Christophe Castaner, président des députés La République en marche (LaREM), était l'invité ce vendredi soir de Ruth Elkrief, le rendez-vous. C'est dans la salle Colbert qu'il a reçu notre journaliste. Ancien ministre de l'Intérieur, il a notamment été appelé à répondre aux violences commises par des policiers contre le producteur de musique Michel Zecler dans son studio parisien le 21 novembre dernier. Il a étendu son commentaire à la question du racisme dans les rangs des forces de l'ordre.

"Il y a des individus racistes dans la police comme dans la société française, mais la police n’est pas raciste, la police n’est pas violente", a-t-il martelé. "La fonction d’un ministre c’est de dire qu’on ne plaisante pas avec ces sujets qui sont antinomiques avec la fonction de gardien de la République", a-t-il ajouté.

"Mon soutien au ministre de l'Intérieur est total"

Il a insisté: ses prises de position ne sont pas des piques adressées à celui qui lui a succédé place Beauvau. "Je souhaite que Gérald Darmanin réussisse au mieux, parce que c’est indispensable, parce que c’est la sécurité de tous qui est en jeu et je sais que quand on est ministre de l’Intérieur, on n’a pas besoin de peau de banane mais de soutien, et mon soutien au ministre de l’Intérieur est total", a affirmé Christophe Castaner.

Il a de surcroît reconnu que les violences policières n'avaient pas attendu l'entrée en fonctions de Gérald Darmanin. "Moi-même j’ai été confronté à des cas de violences illégitimes, donc ce n’est pas le problème du ministre qui aurait lâché quoi que ce soit", a-t-il dit.

Gilets jaunes: "Je regrette l'ultra-violence venue casser la République"

Durant le mouvement des gilets jaunes, on a d'ailleurs rapporté de nombreuses blessures - ainsi que la mort de Zineb Redouane dans son appartement à Marseille - dont des manifestants éborgnés.

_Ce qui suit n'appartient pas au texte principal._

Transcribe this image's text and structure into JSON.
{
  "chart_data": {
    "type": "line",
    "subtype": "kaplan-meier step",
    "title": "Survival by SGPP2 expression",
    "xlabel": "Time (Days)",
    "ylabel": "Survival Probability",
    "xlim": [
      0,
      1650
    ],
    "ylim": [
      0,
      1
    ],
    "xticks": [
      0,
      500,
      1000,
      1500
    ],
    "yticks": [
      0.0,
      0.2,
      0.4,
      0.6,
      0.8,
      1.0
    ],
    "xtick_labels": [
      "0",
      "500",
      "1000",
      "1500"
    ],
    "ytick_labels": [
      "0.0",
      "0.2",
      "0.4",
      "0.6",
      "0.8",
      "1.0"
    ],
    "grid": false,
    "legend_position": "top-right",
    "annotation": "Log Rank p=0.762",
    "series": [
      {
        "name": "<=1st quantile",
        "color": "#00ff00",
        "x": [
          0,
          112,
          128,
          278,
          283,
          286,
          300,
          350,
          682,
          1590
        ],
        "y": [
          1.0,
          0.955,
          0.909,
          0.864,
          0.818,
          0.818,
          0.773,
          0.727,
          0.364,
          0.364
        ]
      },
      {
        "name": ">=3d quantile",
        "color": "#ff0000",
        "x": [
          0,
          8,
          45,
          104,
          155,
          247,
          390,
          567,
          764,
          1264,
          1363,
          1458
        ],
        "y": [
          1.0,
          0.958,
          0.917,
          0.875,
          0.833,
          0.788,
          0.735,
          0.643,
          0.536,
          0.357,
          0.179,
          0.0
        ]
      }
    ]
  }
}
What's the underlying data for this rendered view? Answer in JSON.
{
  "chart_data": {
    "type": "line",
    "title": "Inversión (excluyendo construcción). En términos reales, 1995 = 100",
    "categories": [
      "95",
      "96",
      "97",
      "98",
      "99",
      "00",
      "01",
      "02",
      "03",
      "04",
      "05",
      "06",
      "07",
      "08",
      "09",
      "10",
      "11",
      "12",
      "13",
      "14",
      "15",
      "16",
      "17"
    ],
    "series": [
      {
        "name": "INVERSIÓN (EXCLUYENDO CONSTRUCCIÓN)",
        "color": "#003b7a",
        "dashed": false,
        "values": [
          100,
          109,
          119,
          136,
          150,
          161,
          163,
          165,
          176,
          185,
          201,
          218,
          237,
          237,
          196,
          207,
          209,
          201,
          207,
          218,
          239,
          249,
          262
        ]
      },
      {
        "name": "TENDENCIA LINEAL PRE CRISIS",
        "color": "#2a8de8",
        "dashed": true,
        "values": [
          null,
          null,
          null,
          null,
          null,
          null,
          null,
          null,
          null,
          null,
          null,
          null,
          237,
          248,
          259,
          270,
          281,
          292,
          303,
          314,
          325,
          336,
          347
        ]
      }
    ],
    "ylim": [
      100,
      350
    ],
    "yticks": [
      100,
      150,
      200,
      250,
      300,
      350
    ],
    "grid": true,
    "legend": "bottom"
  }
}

Ruth Elkrief a cherché à savoir s'il regrettait ces actes.

Le député, élu dans les Alpes-de-Haute-Provence, a rétorqué: "Je regrette mais je regrette cette ultra-violence qui est venue pour casser la République. Il fallait résister et nos policiers ont résisté à cela". Plus tard, il a tout de même concédé: "Alors oui, je regrette toutes les personnes qui ont été blessées, mais des deux côtés".

Le rôle des syndicats dans les politiques du ministère de l'Intérieur et dans un durcissement policier a parfois été souligné dans le débat public, notamment autour de la rédaction de l'article 24, texte si contesté de la loi sur la sécurité globale et qui doit d'ailleurs être réécrit.

"84% des policiers sont syndiqués, c’est un record historique", a-t-il poursuivi. "Par volonté militante mais aussi on sait que les avancements, les mutations passent aussi par ces échelons-là, ce n’est pas forcément la meilleure façon. Parfois, les patrons d’unité ont du mal à parler avec leur base, notamment à cause de cette présence syndicale, ce sont des sujets sur lesquels il faut faire bouger le ministère. J’ai d’ailleurs eu des interlocuteurs qui voulaient faire bouger cela", a enfin glissé Christophe Castaner.